What can I tell you to keep your interest? How little can I get away with? I find the trick is leaving it all out, almost all of it, just a glimpse of ankle, square of sunlight, laughter from another room. It’s all there in your head anyway. Just how you like.
Dear Lewis,
I hate that you won’t read these. Read these okay? I know you can’t. I know you would. I’m sad Lewis. I’m very very sad.
Dear Lewis,
How is it there? What’s there? Do you miss writing? Do you miss anything? Is it all filled in and satisfied. Desires gone. Is it peace? I can’t imagine you there. I can’t imagine it. When I hold my son sleeping I can’t consume enough of it. I can’t hold it inside me completely. My mind keeps slipping. What do you do about that? How do you let it enter you and seep into your muscles and bones so that it can never leave? How do you stay open? How do you keep from missing something that isn’t gone yet. I can believe that time doesn’t exist. That it’s all happening at once. Is that right? I guess there’s a reason we shouldn’t know everything yet.

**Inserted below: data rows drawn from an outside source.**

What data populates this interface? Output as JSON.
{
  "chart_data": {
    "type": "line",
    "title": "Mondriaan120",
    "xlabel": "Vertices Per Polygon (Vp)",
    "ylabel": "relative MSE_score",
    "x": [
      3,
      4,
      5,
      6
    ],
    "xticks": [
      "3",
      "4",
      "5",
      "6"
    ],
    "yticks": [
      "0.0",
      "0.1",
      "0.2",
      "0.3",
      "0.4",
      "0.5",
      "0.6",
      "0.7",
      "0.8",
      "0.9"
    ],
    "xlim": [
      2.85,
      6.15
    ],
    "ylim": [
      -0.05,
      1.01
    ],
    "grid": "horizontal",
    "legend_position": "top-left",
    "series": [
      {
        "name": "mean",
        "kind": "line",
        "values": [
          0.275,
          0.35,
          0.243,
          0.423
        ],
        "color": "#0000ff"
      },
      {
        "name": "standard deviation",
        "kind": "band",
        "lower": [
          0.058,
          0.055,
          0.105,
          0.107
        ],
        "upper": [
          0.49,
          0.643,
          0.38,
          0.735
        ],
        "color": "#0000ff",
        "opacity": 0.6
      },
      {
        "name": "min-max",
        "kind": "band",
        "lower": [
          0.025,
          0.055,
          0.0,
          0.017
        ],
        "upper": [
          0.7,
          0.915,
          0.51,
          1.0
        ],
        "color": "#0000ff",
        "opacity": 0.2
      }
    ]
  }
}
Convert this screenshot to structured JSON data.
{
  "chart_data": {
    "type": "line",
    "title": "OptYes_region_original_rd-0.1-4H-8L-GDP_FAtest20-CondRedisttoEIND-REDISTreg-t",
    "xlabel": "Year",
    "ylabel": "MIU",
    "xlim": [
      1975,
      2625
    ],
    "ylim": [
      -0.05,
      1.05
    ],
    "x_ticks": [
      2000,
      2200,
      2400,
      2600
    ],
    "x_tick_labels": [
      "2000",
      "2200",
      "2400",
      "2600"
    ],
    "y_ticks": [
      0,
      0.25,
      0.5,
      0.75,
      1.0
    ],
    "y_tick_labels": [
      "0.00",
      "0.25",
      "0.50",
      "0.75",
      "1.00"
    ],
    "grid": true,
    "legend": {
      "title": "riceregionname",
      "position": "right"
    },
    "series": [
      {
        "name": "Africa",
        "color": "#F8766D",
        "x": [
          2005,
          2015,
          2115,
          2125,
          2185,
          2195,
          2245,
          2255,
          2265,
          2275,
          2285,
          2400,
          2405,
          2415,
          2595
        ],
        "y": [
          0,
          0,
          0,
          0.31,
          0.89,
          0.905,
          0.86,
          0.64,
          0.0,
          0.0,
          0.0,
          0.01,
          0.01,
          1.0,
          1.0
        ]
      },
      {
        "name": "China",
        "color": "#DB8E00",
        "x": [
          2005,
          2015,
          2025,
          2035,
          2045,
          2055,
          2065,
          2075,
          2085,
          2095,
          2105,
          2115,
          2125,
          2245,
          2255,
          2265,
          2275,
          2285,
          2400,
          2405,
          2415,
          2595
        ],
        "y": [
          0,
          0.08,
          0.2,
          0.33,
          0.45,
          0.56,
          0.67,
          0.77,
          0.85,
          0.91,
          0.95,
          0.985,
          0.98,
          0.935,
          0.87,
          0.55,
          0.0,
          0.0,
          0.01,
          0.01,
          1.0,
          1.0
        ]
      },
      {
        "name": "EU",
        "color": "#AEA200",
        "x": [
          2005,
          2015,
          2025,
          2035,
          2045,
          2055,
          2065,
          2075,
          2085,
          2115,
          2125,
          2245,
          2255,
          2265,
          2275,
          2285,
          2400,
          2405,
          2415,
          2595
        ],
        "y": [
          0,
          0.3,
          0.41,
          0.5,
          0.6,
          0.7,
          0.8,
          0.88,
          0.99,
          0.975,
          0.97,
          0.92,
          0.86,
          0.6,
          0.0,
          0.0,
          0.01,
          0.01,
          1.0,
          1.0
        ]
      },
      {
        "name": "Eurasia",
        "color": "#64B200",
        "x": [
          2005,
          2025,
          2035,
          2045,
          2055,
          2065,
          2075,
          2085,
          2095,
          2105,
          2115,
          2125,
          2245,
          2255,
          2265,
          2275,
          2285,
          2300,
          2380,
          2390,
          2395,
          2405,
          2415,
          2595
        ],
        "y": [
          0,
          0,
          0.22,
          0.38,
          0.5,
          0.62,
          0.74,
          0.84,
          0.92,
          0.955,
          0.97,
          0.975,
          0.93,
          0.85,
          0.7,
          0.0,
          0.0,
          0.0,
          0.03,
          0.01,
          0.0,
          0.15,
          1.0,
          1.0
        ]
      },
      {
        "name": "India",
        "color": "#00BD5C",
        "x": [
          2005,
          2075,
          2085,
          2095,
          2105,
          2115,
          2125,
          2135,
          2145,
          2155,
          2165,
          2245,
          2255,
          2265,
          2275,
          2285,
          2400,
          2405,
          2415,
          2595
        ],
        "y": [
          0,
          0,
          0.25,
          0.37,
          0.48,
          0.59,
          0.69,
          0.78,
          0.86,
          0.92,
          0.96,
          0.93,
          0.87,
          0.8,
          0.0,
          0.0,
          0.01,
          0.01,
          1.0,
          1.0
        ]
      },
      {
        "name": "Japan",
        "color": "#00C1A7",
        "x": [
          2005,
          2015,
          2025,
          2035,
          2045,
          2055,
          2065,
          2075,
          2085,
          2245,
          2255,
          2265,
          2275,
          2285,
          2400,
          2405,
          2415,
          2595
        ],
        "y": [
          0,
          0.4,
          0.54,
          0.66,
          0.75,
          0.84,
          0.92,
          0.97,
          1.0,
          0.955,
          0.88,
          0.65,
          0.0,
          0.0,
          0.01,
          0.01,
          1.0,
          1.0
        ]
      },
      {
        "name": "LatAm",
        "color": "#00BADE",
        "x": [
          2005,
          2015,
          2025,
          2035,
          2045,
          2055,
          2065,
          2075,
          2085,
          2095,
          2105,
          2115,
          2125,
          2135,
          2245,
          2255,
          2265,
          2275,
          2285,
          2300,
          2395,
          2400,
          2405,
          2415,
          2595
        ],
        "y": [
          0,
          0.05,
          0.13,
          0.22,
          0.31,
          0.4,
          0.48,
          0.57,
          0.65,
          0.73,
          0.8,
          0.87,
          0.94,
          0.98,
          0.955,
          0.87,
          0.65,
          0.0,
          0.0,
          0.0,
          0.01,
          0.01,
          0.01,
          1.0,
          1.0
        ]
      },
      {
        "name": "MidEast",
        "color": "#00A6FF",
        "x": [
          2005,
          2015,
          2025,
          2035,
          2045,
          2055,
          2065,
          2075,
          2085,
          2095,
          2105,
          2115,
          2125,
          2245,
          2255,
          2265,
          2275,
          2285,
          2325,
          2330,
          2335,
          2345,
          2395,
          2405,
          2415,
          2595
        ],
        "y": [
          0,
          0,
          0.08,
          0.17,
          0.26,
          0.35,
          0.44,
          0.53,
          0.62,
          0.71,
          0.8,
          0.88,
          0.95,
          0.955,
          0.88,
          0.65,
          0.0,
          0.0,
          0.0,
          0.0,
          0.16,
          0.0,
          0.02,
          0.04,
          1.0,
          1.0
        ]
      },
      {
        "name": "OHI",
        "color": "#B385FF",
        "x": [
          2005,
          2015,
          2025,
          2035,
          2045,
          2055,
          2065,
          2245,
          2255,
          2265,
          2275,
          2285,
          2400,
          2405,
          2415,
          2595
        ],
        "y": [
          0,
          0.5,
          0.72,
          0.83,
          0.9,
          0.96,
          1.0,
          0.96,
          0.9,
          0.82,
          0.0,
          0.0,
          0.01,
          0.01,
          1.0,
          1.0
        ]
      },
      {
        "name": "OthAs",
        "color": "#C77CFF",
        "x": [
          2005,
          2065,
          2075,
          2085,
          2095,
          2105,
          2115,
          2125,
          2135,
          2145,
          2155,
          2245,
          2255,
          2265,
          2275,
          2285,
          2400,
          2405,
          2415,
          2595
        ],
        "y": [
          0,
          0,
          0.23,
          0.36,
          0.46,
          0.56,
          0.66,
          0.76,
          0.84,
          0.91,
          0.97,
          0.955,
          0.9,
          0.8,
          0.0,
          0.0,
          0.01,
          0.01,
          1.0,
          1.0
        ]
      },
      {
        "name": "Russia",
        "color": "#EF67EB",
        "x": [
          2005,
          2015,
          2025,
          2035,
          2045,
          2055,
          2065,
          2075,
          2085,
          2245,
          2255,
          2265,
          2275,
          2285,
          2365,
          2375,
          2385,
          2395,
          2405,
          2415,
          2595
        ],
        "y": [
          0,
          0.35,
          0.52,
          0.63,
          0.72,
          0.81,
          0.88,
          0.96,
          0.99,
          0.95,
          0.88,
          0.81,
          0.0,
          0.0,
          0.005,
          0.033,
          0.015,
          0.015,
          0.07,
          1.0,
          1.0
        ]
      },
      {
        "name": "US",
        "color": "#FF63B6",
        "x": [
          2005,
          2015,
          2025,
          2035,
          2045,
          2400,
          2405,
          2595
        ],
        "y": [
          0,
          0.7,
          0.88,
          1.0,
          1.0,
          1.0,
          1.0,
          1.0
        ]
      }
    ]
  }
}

Like finding out about your therapist’s personal life. Of course you’d be too curious, wanting to know everything. I need to keep my distance from the person. No person can contain it all. People are awful weak. You liked people more than me. You followed your curiosity. & do you know everything now Lewis? & what’s that like?
About the poet:
Lisa Rogal is a poet and teacher living in Brooklyn. She is the author of la belle indifference (Cuneiform Press, 2020), Feed Me Weird Things (Ugly Duckling Presse, 2017), Morning Ritual (United Artists Books, 2015), and The New Realities (Third Floor Apartment Press, 2013), and a graduate of the MFA program at LIU.
Footnote:
Homage to Lewis Warsh, who was a poet, a prose writer, and one of the founding professors of the MFA program in Creative Writing at Long Island University, Brooklyn Campus. Professor Warsh passed away on November 15, 2020. His students and friends honored his memory…writing.